Very few people have managed to do so much for the advancement of Belarusian culture in the world, as Vladimir Mulyavin — a Russian by birth. There are very few such self-sacrificing artistes. In Romania he had urgent surgery due to appendicitis. Having returned home, he continued his concerts. Svetlana Penkina recollects, “He started singing, when the stiches began to tear. Volodya began to see a spreading stain on his white suit and hid it with his guitar. His number ended, he went behind the scenes and told me: ‘You know, I was afraid that people would see the blood and be frightened’.” Take a note from his diary alone, “Pesnyary is not a token for spiritual people but a way of life and of thinking. For all my conscious life, I, studying Bogdanovich, Kupala, Kolas, admired them not only as poets, but also as people. Kupala did not make any compromises.”

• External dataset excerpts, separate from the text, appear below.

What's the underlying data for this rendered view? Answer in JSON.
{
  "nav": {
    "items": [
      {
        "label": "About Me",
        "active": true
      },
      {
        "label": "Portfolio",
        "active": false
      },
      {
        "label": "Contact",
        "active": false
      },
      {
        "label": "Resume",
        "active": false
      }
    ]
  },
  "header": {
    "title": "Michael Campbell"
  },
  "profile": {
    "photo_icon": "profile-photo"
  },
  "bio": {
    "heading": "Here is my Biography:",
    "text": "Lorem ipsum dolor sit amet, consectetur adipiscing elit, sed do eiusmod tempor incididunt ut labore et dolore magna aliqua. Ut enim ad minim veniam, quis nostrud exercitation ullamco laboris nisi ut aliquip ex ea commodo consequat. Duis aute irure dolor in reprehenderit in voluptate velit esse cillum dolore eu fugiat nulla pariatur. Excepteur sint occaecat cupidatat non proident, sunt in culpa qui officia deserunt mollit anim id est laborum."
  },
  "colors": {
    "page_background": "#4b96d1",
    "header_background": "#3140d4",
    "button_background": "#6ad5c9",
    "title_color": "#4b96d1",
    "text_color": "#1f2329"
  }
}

Igor Luchenok, who was connected with Mulyavin by a long-term friendship, admits, “He remained for me an unsolved riddle.” A rare person with natural gifts! He was admitted to the Union of Composers without academic schooling or a composer’s diploma, in general without finished classical musical education that contradicted the charter of the organisation. But ‘Pesnyar’ was an exception! Igor Luchenok recollects trips with Mulyavin along Polesie, “It was interesting for me to observe Volodya, how he, a Russian, enthusiastically imbibed the national Belarusian melodies, how he listened and hastily wrote down wonderful songs which old men and women gave us, repeating: ‘My God, what riches, what riches!’”
The personality of Mulyavin is seen from different angles, described by members of his family, by Pesnyary, composers, photographers and artists. There are many unique illustrations. From the cover of the book, published later this year, a thoughtful ‘Pesnyar’ looks out and ‘with his heart and thoughts’ continues to pray for native Belarus.